There wasn't a cloud in the sky, just the heavens stretching enormous above them, darkening into night. In the west the sun slipped behind the mountains reaching up towards the Gap of Rohan, their icy peaks afire. Éomer waited until the last ray of light was quenched and shadows started to wrap around them, then he stepped to the edge of the platform and lifted his horn to his lips.

He blew with all his might, and after a moment his men joined in. The sound rang out over town and plain, rising brave and defiant, as it had done on the battlefields of the Mark and Gondor: the great horns of the North, calling home their dead.

Slowly the sound faded, leaving behind a resonating silence. Nobody talked, there was no coughing, not even the whisper of cloth as somebody moved. Éomer turned round and motioned for one of his guards to step forward and hand him the burning torch he carried.
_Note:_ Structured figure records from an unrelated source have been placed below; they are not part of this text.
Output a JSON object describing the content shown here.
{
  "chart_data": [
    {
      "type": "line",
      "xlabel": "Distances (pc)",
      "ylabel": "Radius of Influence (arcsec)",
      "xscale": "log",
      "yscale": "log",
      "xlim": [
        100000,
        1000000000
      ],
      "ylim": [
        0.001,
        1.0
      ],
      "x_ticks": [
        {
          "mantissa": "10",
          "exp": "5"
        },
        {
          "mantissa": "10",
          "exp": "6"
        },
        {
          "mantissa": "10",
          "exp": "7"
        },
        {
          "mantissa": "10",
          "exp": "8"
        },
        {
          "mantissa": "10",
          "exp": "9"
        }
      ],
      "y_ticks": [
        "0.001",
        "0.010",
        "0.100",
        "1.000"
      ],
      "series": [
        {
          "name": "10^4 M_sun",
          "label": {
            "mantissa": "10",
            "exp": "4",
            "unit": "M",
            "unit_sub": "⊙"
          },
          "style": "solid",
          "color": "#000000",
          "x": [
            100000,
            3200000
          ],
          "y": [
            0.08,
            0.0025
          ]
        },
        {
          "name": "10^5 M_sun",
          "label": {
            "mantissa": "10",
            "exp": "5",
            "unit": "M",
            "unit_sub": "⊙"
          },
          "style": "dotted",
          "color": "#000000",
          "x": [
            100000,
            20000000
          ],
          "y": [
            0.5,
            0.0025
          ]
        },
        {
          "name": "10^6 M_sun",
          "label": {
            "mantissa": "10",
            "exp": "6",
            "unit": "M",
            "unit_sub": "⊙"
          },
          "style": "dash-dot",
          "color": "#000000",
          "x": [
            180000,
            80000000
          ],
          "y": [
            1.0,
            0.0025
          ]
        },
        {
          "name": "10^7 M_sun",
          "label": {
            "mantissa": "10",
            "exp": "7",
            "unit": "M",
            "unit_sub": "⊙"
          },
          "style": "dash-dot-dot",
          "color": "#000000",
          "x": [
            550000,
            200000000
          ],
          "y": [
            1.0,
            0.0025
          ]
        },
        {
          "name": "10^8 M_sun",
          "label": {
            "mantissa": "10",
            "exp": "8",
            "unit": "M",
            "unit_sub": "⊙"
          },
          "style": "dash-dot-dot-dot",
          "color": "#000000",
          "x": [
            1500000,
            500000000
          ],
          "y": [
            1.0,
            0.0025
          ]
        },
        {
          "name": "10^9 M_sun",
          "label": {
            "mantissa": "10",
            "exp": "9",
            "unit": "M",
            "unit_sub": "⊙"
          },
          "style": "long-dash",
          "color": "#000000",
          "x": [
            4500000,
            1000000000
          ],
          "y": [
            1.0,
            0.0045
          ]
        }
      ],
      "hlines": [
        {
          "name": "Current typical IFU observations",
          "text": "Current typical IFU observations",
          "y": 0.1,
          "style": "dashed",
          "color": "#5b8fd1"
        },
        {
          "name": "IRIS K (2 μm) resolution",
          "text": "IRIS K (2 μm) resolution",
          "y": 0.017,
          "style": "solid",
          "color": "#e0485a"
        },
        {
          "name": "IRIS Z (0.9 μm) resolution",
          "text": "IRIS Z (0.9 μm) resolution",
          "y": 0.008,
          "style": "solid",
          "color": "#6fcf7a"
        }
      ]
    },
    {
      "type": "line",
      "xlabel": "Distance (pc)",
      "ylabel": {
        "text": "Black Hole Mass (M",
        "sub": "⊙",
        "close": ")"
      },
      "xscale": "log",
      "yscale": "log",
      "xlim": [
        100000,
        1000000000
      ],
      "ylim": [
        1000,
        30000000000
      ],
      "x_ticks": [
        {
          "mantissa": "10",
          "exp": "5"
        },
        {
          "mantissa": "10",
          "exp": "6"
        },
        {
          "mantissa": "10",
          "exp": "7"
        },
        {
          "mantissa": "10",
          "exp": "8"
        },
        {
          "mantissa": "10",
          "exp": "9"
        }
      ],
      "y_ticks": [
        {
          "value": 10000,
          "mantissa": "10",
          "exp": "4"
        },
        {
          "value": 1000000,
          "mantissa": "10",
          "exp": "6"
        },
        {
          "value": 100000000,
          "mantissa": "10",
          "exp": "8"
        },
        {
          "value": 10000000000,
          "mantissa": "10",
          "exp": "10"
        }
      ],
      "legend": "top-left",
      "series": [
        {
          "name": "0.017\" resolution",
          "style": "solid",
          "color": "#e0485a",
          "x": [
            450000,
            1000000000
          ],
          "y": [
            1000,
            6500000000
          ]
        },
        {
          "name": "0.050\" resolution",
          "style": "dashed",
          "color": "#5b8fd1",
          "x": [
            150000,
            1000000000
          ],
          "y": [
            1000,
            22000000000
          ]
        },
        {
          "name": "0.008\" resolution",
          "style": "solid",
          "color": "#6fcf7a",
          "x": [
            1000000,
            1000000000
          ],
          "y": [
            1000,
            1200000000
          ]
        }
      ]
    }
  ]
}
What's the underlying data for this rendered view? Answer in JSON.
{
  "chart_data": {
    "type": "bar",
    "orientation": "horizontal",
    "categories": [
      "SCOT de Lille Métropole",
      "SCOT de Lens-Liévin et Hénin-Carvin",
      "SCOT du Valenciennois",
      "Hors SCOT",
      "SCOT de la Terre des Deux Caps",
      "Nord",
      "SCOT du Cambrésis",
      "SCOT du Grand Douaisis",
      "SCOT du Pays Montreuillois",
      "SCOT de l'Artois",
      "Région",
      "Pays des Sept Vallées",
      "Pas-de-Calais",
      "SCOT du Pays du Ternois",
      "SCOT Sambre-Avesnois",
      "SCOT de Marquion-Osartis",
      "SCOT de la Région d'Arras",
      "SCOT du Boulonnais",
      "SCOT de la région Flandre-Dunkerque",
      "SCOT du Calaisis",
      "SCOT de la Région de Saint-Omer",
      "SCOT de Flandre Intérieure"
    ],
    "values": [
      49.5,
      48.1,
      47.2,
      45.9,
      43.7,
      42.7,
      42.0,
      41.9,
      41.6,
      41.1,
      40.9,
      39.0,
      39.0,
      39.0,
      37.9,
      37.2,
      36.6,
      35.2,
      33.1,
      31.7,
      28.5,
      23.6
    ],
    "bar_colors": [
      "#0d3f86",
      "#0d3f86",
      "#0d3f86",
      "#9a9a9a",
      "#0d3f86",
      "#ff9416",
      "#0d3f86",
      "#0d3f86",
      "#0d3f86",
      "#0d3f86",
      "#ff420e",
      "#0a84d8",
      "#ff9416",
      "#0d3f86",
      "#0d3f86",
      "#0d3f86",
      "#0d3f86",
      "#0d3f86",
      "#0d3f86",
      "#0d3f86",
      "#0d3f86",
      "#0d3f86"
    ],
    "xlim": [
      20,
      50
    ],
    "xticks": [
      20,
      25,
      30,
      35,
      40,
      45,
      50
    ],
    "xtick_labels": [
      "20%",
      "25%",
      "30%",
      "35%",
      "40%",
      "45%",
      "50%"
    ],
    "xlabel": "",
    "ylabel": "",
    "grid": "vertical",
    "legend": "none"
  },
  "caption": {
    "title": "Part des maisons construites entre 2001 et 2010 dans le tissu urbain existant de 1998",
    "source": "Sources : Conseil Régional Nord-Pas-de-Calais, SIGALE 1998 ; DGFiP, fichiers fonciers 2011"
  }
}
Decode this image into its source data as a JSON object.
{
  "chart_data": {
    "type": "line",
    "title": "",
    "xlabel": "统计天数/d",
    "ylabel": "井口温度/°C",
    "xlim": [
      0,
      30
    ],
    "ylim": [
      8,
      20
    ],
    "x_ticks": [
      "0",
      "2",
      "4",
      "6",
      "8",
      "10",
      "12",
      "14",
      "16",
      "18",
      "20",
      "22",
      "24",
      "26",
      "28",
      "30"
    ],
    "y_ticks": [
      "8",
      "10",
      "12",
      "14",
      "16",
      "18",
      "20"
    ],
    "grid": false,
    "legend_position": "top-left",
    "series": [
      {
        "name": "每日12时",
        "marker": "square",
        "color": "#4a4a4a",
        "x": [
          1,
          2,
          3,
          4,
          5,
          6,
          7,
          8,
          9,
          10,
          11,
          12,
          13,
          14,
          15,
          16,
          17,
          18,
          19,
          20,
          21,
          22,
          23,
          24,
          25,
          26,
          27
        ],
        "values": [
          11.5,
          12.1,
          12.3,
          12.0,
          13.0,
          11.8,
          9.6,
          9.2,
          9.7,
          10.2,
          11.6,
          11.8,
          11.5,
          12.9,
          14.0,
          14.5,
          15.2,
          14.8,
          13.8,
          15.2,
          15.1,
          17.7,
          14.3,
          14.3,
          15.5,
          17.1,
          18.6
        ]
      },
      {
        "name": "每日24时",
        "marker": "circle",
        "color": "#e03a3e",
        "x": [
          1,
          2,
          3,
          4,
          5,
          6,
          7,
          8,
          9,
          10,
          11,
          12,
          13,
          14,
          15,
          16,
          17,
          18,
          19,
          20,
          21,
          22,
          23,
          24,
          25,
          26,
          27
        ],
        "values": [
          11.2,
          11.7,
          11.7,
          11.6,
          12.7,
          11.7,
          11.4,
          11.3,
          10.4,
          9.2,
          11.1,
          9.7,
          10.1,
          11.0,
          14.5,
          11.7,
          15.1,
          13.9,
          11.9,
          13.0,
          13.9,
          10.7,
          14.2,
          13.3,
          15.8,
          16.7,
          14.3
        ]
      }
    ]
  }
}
He descended the stairs; silent as ghosts the crowd parted before him. Holding the torch high he took the road leading down to the gates, which was lined with people. All the lights in the houses had been extinguished, the windows thrown open to the night air. As he walked out between the barrows, followed by the silent crowd, the simbelmynë on the mounds glimmered like fallen snow in the twilight.

In the field between Théoden's barrow, the last of the line, and the River Snowbourn logs soaked in oil had been stacked high. When he thrust the torch into the kindling, the fire caught at once. Sparks rose up into the sky like stars to wink out over their heads. The crowd sighed.

Éomer watched the flames for a moment, then stepped back, signalling for those around him to approach. First was an old woman with a younger one beside her, who carried a child in her arms. Both of them cast a piece of wood on the fire, silently mouthing a name. Tears ran down their cheeks.

One by one slowly other people came up. Werhard, the landlord of the Boar and Hounds, whose youngest son had fallen at the Hornburg, Leofrun with a solemn looking Hildwyn by her side. One man, his face carved with deep lines, added no less than four pieces of wood to the flames. The bonfire would be well fed tonight.